Rhine-Waal University of Applied Sciences
- Logo of the university
- Motto: Innovativ, Interdisziplinär, International
- Motto in English: Innovative, Interdisciplinary, International
- Type: Public
- Established: 2009
- President: Oliver Locker-Grütjen
- Academic staff: 251
- Students: 12380 (2025/26)
- Location: Kleve and Kamp-Lintfort, North Rhine-Westphalia, Germany
- Campus: 21.3 acres (8.6 ha) (4.4 acres in Kamp linfort campus); Urban;
- Website: www.hochschule-rhein-waal.de/en

= Rhine-Waal University of Applied Sciences =

German higher education institution

Rhine-Waal University of Applied Sciences (Hochschule Rhein-Waal) or HSRW, is a 2009-founded German university of applied sciences based in the cities of Kleve and Kamp-Lintfort, Germany.

It is internationally-oriented and delivers a variety of English- and German-language study programmes across four faculties: Technology and Bionics, Life Sciences, Society and Economics, and Communication and Environment.

The university is named after the river Rhine which becomes the Waal after crossing the Dutch border near Kleve.

== History ==

The state government of North Rhine-Westphalia organized a competition for the creation of three new Universities on 28 May 2008. The applicants were Kleve and the "We-4"-cities (Kamp-Lintfort, Moers, Neukirchen and Rheinberg), but the concept of separate universities was discarded.
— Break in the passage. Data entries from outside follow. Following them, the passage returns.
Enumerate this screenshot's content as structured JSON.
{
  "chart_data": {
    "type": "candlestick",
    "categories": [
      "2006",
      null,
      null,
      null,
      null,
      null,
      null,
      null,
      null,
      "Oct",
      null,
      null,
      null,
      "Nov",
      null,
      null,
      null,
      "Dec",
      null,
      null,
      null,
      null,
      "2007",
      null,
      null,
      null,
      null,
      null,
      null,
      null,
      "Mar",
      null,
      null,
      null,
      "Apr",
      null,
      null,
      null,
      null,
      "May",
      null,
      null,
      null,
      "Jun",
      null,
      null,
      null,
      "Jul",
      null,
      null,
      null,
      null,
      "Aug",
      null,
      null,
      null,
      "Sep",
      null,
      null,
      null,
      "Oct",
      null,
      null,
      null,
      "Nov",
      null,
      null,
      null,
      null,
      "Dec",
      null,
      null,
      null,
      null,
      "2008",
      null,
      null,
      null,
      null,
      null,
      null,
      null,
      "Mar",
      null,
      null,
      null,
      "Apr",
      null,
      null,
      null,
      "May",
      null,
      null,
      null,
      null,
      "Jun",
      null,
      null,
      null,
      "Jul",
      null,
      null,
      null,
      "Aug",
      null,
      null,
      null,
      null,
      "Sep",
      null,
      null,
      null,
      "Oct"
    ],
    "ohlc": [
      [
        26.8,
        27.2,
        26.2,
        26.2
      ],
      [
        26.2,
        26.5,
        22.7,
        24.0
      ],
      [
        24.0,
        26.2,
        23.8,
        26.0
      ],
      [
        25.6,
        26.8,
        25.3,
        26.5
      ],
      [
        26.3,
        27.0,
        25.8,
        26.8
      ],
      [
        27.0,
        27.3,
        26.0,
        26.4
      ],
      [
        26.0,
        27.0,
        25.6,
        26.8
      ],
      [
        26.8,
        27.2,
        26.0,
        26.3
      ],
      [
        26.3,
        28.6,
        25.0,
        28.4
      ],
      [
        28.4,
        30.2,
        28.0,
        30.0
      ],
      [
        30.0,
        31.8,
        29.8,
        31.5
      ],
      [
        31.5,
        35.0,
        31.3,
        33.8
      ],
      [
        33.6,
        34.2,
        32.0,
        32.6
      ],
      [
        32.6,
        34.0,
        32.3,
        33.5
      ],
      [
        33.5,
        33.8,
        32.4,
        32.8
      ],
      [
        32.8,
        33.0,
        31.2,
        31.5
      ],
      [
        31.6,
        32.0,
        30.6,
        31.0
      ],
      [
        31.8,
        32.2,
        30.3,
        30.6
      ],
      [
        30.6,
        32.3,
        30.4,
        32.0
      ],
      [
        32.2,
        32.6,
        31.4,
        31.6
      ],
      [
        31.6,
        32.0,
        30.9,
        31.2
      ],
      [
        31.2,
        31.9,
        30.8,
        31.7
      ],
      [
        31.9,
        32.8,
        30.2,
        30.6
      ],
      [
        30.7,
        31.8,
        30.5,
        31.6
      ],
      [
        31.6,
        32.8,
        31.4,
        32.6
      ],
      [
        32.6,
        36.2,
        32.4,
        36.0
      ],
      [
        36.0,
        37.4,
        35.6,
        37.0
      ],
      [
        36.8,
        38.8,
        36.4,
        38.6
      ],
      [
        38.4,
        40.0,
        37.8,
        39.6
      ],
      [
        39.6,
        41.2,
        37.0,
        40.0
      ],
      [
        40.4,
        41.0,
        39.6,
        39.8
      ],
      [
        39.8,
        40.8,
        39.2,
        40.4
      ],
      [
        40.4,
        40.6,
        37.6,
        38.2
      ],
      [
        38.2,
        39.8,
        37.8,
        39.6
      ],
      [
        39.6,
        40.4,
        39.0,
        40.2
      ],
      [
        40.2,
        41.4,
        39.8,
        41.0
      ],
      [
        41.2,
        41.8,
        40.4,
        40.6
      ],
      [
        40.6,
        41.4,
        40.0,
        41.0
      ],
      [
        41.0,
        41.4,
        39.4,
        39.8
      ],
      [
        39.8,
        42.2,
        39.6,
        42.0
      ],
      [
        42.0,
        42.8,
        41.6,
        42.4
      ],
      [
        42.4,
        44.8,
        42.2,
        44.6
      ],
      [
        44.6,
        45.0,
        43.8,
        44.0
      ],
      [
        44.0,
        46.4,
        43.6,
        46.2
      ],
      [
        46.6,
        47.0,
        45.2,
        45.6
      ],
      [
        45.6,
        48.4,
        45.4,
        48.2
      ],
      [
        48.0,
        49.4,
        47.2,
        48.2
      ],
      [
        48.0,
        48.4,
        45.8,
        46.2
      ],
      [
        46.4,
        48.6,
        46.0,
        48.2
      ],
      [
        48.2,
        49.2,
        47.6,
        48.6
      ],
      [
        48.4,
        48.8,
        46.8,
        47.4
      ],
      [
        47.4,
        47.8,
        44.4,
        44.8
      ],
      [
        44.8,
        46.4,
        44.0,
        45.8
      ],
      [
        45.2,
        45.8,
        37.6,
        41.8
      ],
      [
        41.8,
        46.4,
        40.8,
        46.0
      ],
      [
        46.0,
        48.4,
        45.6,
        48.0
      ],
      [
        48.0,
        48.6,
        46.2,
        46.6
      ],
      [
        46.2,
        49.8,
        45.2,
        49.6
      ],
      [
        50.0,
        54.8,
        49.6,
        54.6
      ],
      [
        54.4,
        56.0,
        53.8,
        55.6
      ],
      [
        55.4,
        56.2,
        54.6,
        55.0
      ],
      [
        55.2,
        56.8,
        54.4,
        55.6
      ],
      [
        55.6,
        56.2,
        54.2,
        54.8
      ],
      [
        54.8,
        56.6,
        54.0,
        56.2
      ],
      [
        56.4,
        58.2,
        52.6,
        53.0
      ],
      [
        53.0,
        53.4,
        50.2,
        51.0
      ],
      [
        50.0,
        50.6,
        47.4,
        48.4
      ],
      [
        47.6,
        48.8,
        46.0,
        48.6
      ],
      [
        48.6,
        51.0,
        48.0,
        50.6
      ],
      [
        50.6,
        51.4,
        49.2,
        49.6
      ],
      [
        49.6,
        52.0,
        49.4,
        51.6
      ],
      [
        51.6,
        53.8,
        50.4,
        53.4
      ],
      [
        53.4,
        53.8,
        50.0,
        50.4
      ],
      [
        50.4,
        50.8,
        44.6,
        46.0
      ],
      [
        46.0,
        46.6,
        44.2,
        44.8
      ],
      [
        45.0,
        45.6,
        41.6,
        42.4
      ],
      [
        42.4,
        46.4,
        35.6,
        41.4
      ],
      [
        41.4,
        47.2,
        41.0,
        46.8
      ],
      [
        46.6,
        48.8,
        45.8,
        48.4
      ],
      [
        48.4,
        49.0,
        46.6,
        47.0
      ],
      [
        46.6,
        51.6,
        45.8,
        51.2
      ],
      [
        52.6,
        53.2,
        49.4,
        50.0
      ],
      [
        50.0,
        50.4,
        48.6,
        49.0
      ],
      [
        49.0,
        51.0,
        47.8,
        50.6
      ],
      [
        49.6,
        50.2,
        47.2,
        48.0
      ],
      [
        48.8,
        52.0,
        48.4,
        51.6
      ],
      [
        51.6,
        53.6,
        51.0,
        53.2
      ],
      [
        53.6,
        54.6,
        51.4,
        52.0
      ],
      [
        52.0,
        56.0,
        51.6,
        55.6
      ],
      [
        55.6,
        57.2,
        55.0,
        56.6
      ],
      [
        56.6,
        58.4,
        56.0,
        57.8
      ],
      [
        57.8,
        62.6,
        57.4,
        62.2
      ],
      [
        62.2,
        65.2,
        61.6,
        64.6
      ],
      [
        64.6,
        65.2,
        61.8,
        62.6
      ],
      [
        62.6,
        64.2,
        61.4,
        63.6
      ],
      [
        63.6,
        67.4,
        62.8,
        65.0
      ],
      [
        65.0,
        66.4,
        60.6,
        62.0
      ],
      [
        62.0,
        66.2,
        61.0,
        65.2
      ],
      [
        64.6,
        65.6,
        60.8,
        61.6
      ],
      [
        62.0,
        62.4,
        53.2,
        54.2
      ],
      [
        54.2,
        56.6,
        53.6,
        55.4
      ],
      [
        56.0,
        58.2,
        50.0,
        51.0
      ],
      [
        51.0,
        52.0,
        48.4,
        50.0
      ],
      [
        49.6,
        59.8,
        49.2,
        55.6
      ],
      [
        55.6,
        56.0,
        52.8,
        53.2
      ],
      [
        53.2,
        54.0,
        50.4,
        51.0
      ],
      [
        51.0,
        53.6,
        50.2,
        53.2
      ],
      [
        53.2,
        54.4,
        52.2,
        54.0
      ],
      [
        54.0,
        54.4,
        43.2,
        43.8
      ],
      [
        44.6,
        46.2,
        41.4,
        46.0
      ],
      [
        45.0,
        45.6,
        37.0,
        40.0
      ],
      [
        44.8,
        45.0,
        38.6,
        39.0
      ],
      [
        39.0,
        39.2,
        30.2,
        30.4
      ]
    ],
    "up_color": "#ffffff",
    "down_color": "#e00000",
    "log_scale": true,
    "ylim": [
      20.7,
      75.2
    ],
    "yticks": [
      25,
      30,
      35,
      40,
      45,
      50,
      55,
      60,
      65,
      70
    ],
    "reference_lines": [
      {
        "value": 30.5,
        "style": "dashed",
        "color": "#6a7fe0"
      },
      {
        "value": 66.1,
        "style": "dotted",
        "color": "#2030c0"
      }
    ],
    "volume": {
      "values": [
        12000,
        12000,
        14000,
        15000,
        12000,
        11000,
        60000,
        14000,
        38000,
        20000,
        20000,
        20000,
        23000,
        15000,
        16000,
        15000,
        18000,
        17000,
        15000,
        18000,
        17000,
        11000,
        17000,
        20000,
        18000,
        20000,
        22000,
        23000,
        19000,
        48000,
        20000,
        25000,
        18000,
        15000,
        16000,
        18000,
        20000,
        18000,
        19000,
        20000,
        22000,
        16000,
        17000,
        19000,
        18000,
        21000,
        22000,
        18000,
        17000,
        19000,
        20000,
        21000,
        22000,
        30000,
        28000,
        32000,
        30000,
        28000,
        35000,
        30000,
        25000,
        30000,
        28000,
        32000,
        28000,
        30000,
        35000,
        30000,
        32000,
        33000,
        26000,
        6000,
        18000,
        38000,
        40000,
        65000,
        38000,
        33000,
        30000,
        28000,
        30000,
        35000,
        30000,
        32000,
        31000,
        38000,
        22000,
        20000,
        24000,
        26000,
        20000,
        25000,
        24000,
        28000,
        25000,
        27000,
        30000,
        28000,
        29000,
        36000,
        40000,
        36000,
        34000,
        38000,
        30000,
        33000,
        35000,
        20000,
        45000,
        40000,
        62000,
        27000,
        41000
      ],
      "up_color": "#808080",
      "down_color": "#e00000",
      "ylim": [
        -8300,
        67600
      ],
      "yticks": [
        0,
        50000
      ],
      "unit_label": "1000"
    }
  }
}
Instead, the two competing candidates Kleve and Kamp-Lintfort were assigned joint responsibility to establish a two-campus university in November 2008. In April 2009, Marie-Louise Klotz and Martin Goch were appointed president and vice president of the university. The official founding date of the university was 1 May 2009.

Marie-Louise Klotz was replaced as president by Heide Naderer in 2015, who was succeeded by Oliver Locker-Grütjen in 2019.

== Internationality ==

As of 2018, 55% of the student body is international, coming from 122 different countries, with the share of international students steadily increasing year by year. Within this group, students from India, Bangladesh, and Pakistan form the largest cohorts.

== Tuition and fees ==

Due to its status as a public university in the state of NRW, no tuition fees are charged. There is a semester contribution fee of €365.10 (as of 2026) to be paid each semester, which covers e.g. social services contribution, and unlimited public transportation within the state. The university offers merit-based scholarships of €3600 per year for outstanding students regardless of origin on an academic year by year basis. In 2017, this was awarded to 80 students.

== Reputation ==

The courses are accredited by AQAS and ASIIN. Recent graduates of the university moved on to become e.g. engineers at BMW and Lufthansa, or went to graduate schools such as University of Melbourne and KTH Royal Institute of Technology.

== Location and campus ==

The two campuses are located on the outskirts of Germany's most populous metropolitan region, the Rhine-Ruhr, which can be reached by the Cologne–Nijmegen railway. The Kleve campus can also be reached directly from Düsseldorf main train station via the RE10 train.